A maintenance guide to the doomed ocean liner Titanic has been released before the 100th anniversary of its sinking.

The ship, which has lain in two broken parts at the bottom of the Atlantic Ocean since 1912, is the subject of a work by the Haynes series of engineering books.

The RMS Titanic Owners' Workshop Manual has hundreds of photographs and illustrations detailing how the ill-fated ocean liner was built, launched and fitted out.

Diagrams of the vessel show the features that were meant to make the Titanic unsinkable before her fateful maiden voyage, during which she struck an iceberg and sank with the loss of 1,517 lives on April 15, 1912.

A Haynes spokesman said:

"Titanic's 15 watertight bulkheads were believed at the time to make her one of the safest ocean liners in the world. But these bulkheads did not extend high enough and this, along with insufficient lifeboats, proved to be her Achilles' Heel."

Designed to carry around 3,300 passengers, many of them in the Edwardian opulence of the First Class accommodation, Titanic was one of the largest ocean liners of the time, built for comfort rather than speed on the journey across the Atlantic.
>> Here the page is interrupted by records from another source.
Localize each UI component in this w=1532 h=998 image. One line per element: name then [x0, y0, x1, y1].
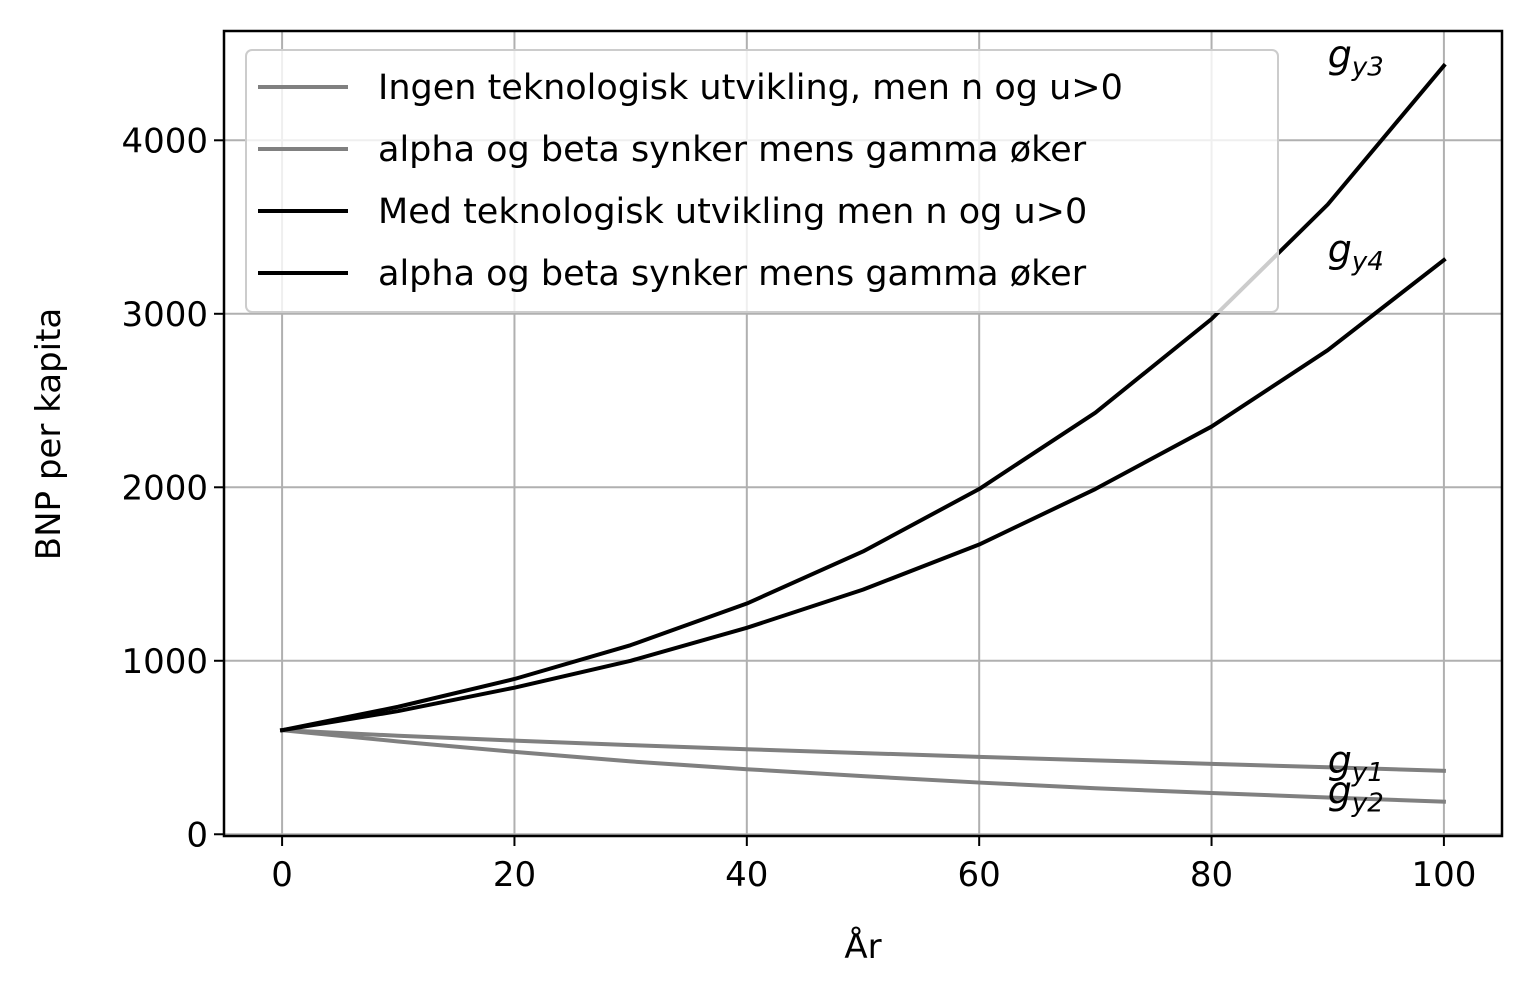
series-label-y4: gy4: [1328, 227, 1384, 277]
y-tick-label: 3000: [121, 295, 208, 335]
y-tick-label: 4000: [121, 121, 208, 161]
series-label-y2: gy2: [1328, 769, 1384, 819]
y-tick-label: 2000: [121, 468, 208, 508]
series-label-base: g: [1328, 33, 1352, 77]
x-tick-label: 20: [493, 855, 536, 895]
legend-label-y2: alpha og beta synker mens gamma øker: [378, 130, 1087, 170]
series-label-sub: y3: [1351, 53, 1384, 83]
legend-label-y1: Ingen teknologisk utvikling, men n og u>…: [378, 68, 1123, 108]
series-line-y1: [279, 728, 1446, 773]
series-label-base: g: [1328, 769, 1352, 813]
x-tick-label: 80: [1190, 855, 1233, 895]
legend-label-y4: alpha og beta synker mens gamma øker: [378, 254, 1087, 294]
series-label-base: g: [1328, 738, 1352, 782]
series-line-y4: [279, 257, 1447, 733]
series-label-y1: gy1: [1328, 738, 1384, 788]
x-axis-label: År: [844, 926, 881, 967]
y-tick-label: 1000: [121, 642, 208, 682]
y-tick-label: 0: [186, 815, 208, 855]
series-label-base: g: [1328, 227, 1352, 271]
plot-frame: [222, 29, 1504, 838]
y-axis-label: BNP per kapita: [29, 308, 69, 560]
legend-frame: [245, 49, 1279, 313]
series-line-y2: [279, 727, 1446, 804]
legend: Ingen teknologisk utvikling, men n og u>…: [245, 49, 1279, 313]
series-label-sub: y2: [1351, 789, 1384, 819]
x-tick-label: 40: [725, 855, 768, 895]
series-label-sub: y4: [1351, 247, 1384, 277]
legend-label-y3: Med teknologisk utvikling men n og u>0: [378, 192, 1087, 232]
x-tick-label: 0: [271, 855, 293, 895]
x-tick-label: 60: [958, 855, 1001, 895]
x-tick-label: 100: [1411, 855, 1476, 895]
series-label-y3: gy3: [1328, 33, 1384, 83]
series-label-sub: y1: [1351, 758, 1384, 788]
The manual shows everything from First Class dining rooms to the squalid engine rooms, where 48 firemen known as the "black gang" stoked the coal furnaces that drove the engines at any one time.

Daily life on board the White Star Line's flagship vessel is also described, such as the captain's responsibilities; how the chief engineer kept the ship and its systems running; and how an army of staff toiled below deck, from the engine rooms to the kitchens.